BMW AG, for instance, recently announced that it still plans to sell and assemble cars in Mexico, despite the crisis. BMW de Mexico, however, did reduce its initial sales target, from 800 cars a year to an unspecified number.
Italy's Fiat Auto SpA and Mexican truck and bus maker Grupo G Consorcio Dina have scrapped plans to build 95,000 Fiat subcompacts annually in Ciudad Sahagun, near Mexico City. The peso's plunge effectively prices the Fiat vehicles out of the local market because of their high imported content. However, Dina said the firms are examining ways to revise the joint venture.
In many cases, it is too late to undo much of the two-way traffic in vehicles and auto parts, no matter what the peso is worth.
For example, Nissan Motor Co. will begin exporting U.S.-made Sentra parts from its plant in Smyrna, Tenn., to a Sentra plant in Aguascalientes, Mexico.
``It's too late to stop,'' said Jerry Benefield, president of Nissan's U.S. manufacturing unit. ``Mexico doesn't have any alternate sources for the parts.''
Where possible, expect to see auto companies scramble to export more from their Mexican operations now and to reduce U.S. exports to Mexico, said Doug Ransdale, senior vice president at Comerica Bank in Detroit.
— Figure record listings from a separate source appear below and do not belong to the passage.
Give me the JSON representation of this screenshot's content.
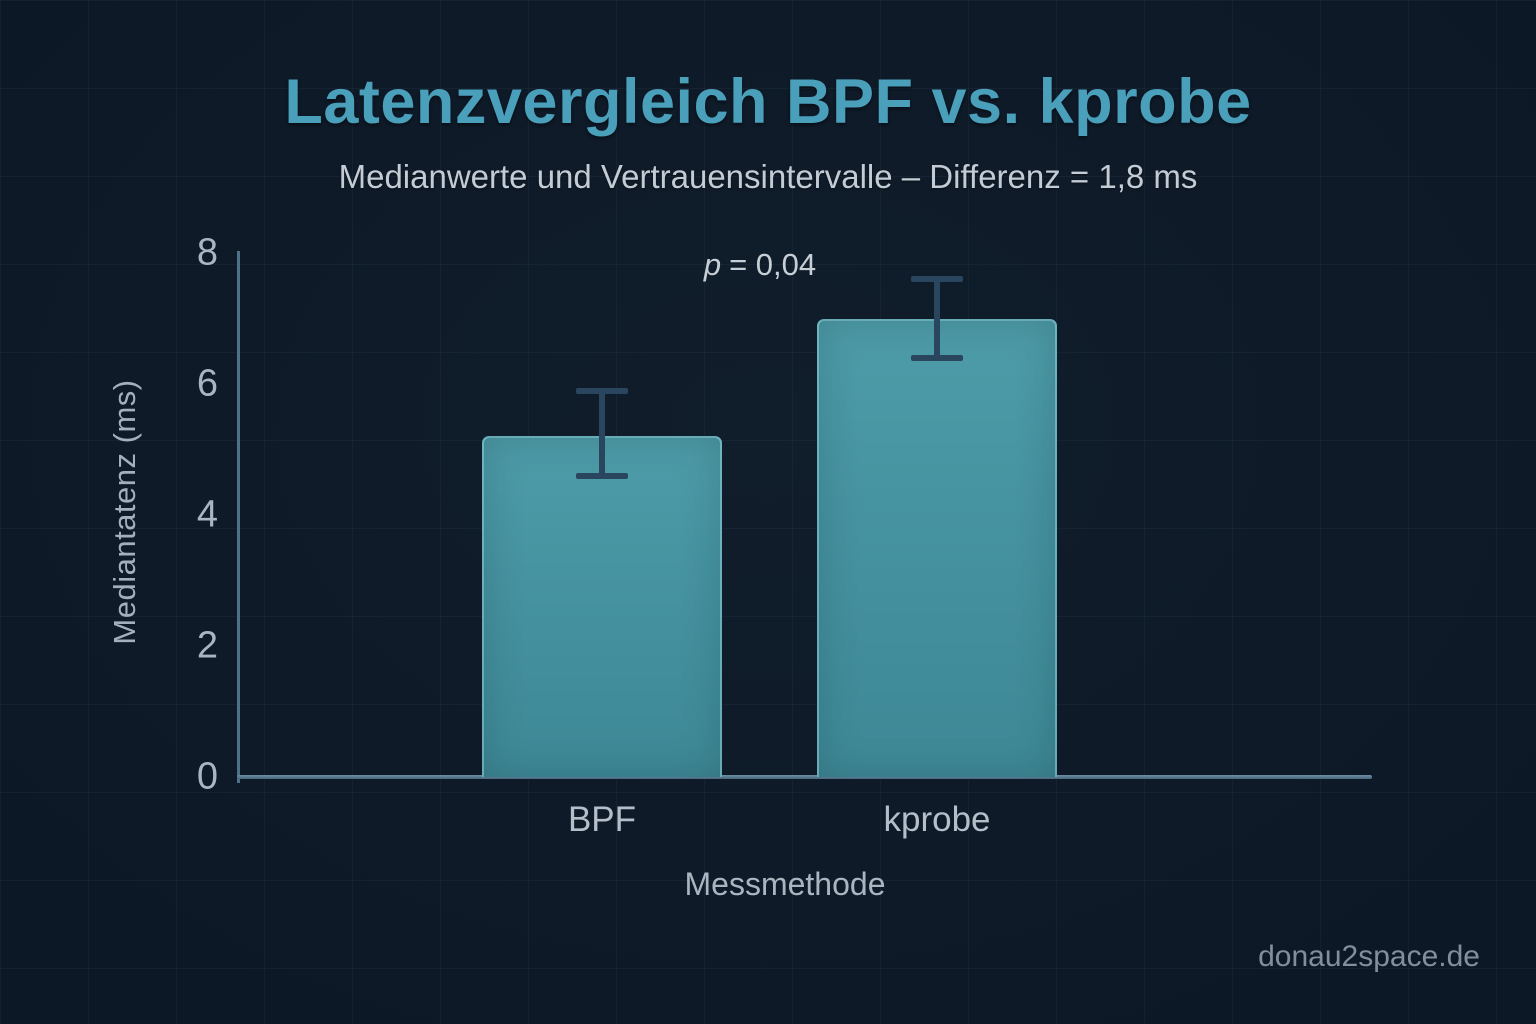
{
  "page": {
    "background_color": "#0d1826",
    "accent_color": "#4a9fba",
    "footer": "donau2space.de"
  },
  "chart_data": {
    "type": "bar",
    "title": "Latenzvergleich BPF vs. kprobe",
    "subtitle": "Medianwerte und Vertrauensintervalle – Differenz = 1,8 ms",
    "annotation": {
      "symbol": "p",
      "text": "= 0,04"
    },
    "categories": [
      "BPF",
      "kprobe"
    ],
    "values": [
      5.2,
      7.0
    ],
    "error_bars": {
      "lower": [
        4.6,
        6.4
      ],
      "upper": [
        5.9,
        7.6
      ]
    },
    "xlabel": "Messmethode",
    "ylabel": "Mediantatenz (ms)",
    "yticks": [
      0,
      2,
      4,
      6,
      8
    ],
    "ylim": [
      0,
      8
    ],
    "grid": "faint full-bleed square grid",
    "legend": "none",
    "colors": {
      "title": "#4a9fba",
      "bar_fill": "#4a96a3",
      "bar_edge": "#8ac8d2",
      "error_bar": "#2a465e",
      "axis_line": "#4e7089",
      "tick_text": "#a9b5bf",
      "subtitle_text": "#c3ccd4",
      "watermark_text": "#828f9b"
    }
  }
}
He assists suppliers doing business in Mexico.
``This has been extremely disruptive,'' said Al Chambers, director of corporate communications at Ford Motor Co.
When the crisis started in late December, the Mexican government put a price freeze on ``built-up product'' entering Mexico.
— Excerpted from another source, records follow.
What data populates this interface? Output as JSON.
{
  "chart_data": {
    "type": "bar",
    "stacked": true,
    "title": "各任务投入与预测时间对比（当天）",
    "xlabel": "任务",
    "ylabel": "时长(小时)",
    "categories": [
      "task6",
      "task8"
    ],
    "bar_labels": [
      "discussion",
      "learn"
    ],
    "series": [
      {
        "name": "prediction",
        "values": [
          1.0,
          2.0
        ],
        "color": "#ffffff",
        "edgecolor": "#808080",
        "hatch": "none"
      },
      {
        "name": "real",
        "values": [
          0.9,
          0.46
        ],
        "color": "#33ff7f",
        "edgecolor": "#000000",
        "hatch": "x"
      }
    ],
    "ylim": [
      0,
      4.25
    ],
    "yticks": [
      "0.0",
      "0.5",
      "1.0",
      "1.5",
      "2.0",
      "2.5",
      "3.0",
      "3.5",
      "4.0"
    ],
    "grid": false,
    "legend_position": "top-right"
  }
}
``Anything switching from dollars to pesos is greatly disadvan-taged,'' he said, because firms exporting to Mexico have not been allowed to raise their prices to compensate for the peso's fall.
Ford and other companies are asking for relief from the freeze, but that is unlikely until the peso stabilizes, he said.
Jim Hoy, chief financial officer for Douglas & Lomason of Farmington Hills, Mich., a seat maker, said some subsuppliers are warning Mexican customers that they could be forced to interrupt production unless contracts and purchase orders are adjusted to reflect the currency change.
``A lot of companies down there are asking right now, `How long can I continue to sell my product for less than it's costing me to make?' '' Hoy said.
Mexican supplier Condumex Automotive, which makes wire harnesses, cables, piston rings, shock absorbers and radiators, found a way to avert the impact of the weak peso-at least for now. The U.S. suppliers it buys from have allowed Condumex to defer payments until Feb. 15.
``It's impossible to know your cost on a day-to-day basis,'' said Pedro Ruiz, Condumex's executive vice president, who addressed the recent World Congress in Detroit sponsored by Automotive News, sister publication to Plastics News.
The firm, which has annual sales of about $250 million (at pre-devaluation exchange rates), gets most of its subcomponents from the United States. If Condumex had to pay now, its costs for U.S. parts would jump more than 35 percent overnight.
This year, Ruiz said, is going to be difficult. He projects a 25 percent drop in Mexican-built vehicles for the Mexican market. Mexico's vehicle imports, which increased tenfold last year, are likely to plunge 50 percent in 1995, he said. The industry then should improve in 1996.
All the Golfs and Jettas sold in the United States are built in Mexico, and those two lines accounted for nearly 80 percent of VW's U.S. sales in 1994.
But a sudden drop in demand forced Volkswagen de Mexico to idle its Mexican plant in Puebla, Jan. 23-27. A VW spokeswoman said that week's production was exclusively for the domestic Mexican market.